|The Steiners felt the wrath of Bill Watts' poor booking|
Photo Credit: WWE.com
First, a bit of background. Prior to the Watts era, someone by the name of K. Allan Frey ran WCW. He brought in Jushin Liger from Japan, cultivated a working relationship with New Japan, and was at the helm for the creative apex of the pre-nWo WCW. Simply put, it was a good run. And then, because politics in wrestling in general, and WCW in specific, are as important to understanding why and how things happen as workrate would be, he got turfed. In his place was Watts.
For a point of explanation, Bill Watts had run the UWF, which he had sold to Jim Crockett five years prior to his ascension. You know the UWF better by its colloquial name of Mid-South. Mid-South routinely sold out the Superdome with some of the best angles not just of the time period, but ever. The trouble was twofold.
Firstly, Bill Watts was not exactly a people person. He had a lot of views of how things needed to go, and quite a lot of people began to regard those opinions as antiquated. Just some of this was that the faces and heels weren't allowed to train together, ride together, or even talk to each other in the locker room area. As well, everyone had to stay until the end of the show. So, immediately, he did a lot to destroy morale.
The second problem appeared to be this other thing. He liked, and wanted to promote, a style of wrestling that wasn't in keeping with the style that WCW fans actually wanted.
Just before Watts came aboard, Superbrawl II happened. And in the opener, in a match that many regard as one of the greatest opening matches of the pay-per-view era, Jushin "Thunder" Liger lost the WCW World Light Heavyweight Title to "Flyin" Brian Pillman. It was widely considered a match of the year candidate at the time, and a match that made a fan out of so many (including this humble scribe). What did Bill Watts do when he got in? He banned any and all moves off of the top rope.
This thus meant that the match we had just seen, the title change and the spectacular matches that we had been promised, gone. In its place? Mat wrestling. Buckets of it. Now the top-rope rule is, on its own, not the worst idea in the world, although Watts's explanation that he felt the crowd was becoming de-sensitized to top rope manuevers stretched the bounds of incredulity. It was also that he drove the light heavyweight division, one of the main things that differentiated WCW from the big man's playground that WWE has always been, right off of a cliff, which then fell off into a volcano. To wit, the belt went from Brian Pillman to Scotty Flamingo. Not Brad Armstrong, who could have put together exciting matches while still keeping together with the ethos that the division was seemingly built on. Add that to the fact that he had surprisingly good chemistry with Liger and Pillman and you had something. NOPE. Instead, Scotty Flamingo got the belt only to lose it to Armstrong who then got hurt and, inadvertently, killed the belt.

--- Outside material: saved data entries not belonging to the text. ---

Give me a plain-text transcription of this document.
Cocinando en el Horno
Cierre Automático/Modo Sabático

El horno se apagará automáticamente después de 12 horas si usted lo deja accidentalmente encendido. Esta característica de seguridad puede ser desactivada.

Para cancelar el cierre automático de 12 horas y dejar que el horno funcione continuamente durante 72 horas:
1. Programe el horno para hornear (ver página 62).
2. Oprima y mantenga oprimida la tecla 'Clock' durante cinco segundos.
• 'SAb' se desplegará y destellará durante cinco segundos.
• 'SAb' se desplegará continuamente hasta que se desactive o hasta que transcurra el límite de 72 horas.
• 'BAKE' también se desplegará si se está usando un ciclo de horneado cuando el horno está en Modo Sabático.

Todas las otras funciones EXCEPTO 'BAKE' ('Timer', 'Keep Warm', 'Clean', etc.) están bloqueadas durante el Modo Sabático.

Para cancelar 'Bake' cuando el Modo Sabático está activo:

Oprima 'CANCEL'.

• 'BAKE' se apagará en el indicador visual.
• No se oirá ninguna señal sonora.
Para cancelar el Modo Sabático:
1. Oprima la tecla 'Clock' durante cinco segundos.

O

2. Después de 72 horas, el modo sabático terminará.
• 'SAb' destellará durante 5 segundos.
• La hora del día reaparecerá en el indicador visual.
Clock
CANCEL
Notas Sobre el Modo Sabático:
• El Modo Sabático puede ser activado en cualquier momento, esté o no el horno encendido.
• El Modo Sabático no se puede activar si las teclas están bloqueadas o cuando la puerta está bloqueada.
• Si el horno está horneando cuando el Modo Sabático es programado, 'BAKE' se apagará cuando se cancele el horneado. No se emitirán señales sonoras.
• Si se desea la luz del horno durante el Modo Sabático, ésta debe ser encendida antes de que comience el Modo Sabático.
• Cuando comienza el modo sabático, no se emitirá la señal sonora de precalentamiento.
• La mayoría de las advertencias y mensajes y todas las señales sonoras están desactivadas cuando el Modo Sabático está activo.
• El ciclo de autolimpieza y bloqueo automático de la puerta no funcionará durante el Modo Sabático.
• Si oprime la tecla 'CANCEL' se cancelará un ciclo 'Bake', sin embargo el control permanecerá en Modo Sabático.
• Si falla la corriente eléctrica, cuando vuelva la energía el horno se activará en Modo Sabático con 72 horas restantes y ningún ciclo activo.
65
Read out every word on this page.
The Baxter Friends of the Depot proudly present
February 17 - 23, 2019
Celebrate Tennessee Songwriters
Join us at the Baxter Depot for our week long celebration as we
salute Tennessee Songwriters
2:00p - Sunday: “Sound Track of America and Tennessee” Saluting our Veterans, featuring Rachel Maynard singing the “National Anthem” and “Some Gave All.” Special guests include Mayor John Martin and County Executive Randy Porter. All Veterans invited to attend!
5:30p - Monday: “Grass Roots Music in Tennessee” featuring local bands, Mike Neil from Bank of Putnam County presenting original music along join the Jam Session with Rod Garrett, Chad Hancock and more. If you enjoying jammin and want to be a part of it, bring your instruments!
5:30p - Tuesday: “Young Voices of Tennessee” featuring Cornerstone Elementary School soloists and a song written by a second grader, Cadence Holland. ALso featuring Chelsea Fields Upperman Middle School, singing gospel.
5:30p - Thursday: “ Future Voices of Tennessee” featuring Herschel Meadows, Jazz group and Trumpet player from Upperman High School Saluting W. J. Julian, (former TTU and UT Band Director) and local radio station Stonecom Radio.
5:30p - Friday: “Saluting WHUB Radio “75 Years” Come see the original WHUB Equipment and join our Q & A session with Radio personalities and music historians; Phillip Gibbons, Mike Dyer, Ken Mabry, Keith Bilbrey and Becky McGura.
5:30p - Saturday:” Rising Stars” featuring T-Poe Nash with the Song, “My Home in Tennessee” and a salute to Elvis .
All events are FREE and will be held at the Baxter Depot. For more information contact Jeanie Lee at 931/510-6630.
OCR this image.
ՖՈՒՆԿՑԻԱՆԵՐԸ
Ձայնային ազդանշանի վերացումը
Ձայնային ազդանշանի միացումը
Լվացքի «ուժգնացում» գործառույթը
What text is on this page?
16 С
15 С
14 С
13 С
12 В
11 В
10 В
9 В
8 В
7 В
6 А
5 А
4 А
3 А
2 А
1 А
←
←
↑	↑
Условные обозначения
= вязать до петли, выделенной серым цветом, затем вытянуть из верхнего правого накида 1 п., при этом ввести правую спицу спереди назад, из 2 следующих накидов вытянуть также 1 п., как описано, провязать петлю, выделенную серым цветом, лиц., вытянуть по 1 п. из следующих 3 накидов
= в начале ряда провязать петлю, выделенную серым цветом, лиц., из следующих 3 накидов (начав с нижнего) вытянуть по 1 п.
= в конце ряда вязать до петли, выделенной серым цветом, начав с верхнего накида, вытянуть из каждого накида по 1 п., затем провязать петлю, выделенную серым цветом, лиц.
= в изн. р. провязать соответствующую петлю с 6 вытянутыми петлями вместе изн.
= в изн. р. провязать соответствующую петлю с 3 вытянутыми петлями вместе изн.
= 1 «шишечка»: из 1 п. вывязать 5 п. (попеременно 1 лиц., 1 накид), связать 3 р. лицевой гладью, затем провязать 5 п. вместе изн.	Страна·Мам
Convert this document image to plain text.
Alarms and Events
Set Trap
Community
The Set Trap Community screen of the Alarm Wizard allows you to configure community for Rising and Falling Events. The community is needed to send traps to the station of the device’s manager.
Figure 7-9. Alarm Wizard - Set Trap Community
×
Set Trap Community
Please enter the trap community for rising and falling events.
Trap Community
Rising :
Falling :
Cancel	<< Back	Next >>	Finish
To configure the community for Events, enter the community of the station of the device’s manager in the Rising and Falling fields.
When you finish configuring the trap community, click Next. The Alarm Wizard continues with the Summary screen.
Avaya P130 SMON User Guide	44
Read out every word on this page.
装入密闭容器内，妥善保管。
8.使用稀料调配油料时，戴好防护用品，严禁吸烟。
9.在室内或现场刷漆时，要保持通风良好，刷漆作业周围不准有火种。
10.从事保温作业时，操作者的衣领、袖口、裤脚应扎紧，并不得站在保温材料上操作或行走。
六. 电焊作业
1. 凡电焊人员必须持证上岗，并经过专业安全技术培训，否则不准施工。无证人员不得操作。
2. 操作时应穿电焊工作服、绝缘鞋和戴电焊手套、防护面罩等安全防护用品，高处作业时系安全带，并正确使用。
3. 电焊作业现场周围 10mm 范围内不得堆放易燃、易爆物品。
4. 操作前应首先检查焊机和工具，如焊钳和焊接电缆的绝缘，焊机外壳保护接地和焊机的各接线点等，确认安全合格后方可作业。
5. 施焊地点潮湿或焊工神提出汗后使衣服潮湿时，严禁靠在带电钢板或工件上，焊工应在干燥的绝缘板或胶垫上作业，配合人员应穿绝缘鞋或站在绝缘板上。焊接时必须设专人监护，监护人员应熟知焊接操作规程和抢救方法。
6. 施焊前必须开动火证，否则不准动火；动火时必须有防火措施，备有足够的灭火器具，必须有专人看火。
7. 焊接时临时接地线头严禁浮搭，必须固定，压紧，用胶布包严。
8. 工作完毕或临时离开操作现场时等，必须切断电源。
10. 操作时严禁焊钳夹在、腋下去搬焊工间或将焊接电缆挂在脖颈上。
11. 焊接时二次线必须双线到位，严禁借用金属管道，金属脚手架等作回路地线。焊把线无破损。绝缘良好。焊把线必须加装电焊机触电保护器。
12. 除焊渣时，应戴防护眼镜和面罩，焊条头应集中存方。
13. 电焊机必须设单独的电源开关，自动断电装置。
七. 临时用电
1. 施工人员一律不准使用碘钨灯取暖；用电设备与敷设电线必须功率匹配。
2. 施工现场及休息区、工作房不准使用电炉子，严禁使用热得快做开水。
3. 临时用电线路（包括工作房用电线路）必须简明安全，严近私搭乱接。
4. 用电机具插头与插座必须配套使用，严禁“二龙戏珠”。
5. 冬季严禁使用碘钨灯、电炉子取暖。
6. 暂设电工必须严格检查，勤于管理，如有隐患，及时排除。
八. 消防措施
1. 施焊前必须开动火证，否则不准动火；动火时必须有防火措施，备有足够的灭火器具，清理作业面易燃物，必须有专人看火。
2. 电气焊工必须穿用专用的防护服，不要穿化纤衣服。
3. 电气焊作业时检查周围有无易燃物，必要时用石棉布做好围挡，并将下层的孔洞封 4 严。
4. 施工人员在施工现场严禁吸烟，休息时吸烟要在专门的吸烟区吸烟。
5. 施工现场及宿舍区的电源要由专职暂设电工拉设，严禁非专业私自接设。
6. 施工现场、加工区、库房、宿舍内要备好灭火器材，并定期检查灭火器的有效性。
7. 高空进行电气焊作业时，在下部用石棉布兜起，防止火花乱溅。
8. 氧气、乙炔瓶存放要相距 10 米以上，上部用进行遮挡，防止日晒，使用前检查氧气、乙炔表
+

Why was the division de-emphasized? Easy. Bill Watts had to get his son pushed. Erik Watts came into WCW and was immediately pushed as the next big young face. The only problem with this is that Erik wasn't ready. It's sort of sad to realize it, and think that it was nepotism, but this is the first and arguably the worst modern example.
Where we really start to get in trouble though is the NWA World Tag Team Title Tournament. At this point, WCW was still a member of the National Wrestling Alliance, and much like TNA would do a decade or so later, was using the NWA legacy and name as a nod to its great wrestling tradition. So over the course of a Clash of Champions and a pay-per-view, WCW hosted the tournament to crown the new NWA World Tag Team Champions. Now, anyone who knew enough to knew assumed that the Steiner Brothers, at the peak of their powers as a team and the dominant WCW World Tag Team Champions, were going to have to face the only team who had pushed them to their limits, Steve "Dr. Death" Williams and Terry Gordy (also a proto-hoss tag team). But what everyone assumed was that the match was going to take place at the Great American Bash.
Instead, after a terrible attempt at a storyline called the Puerto Rican Incident which was handled terribly by all sides, Williams and Gordy vs the Steiners took place at the actual Clash. You are also probably assuming that the Steiners went over because that's how the story is supposed to go right? The Steiners go over in the rematch after figuring out what they did wrong?
Williams and Gordy go over in the one match everyone would have paid to see. They then crush and rend the NWA World Tag Team Tournament, no-selling nearly at all and systematically dismantling everyone.
There are more mistakes (like his running off of the Steiners, Scott Hall, and a few others) to go over, but that might be another story for another time.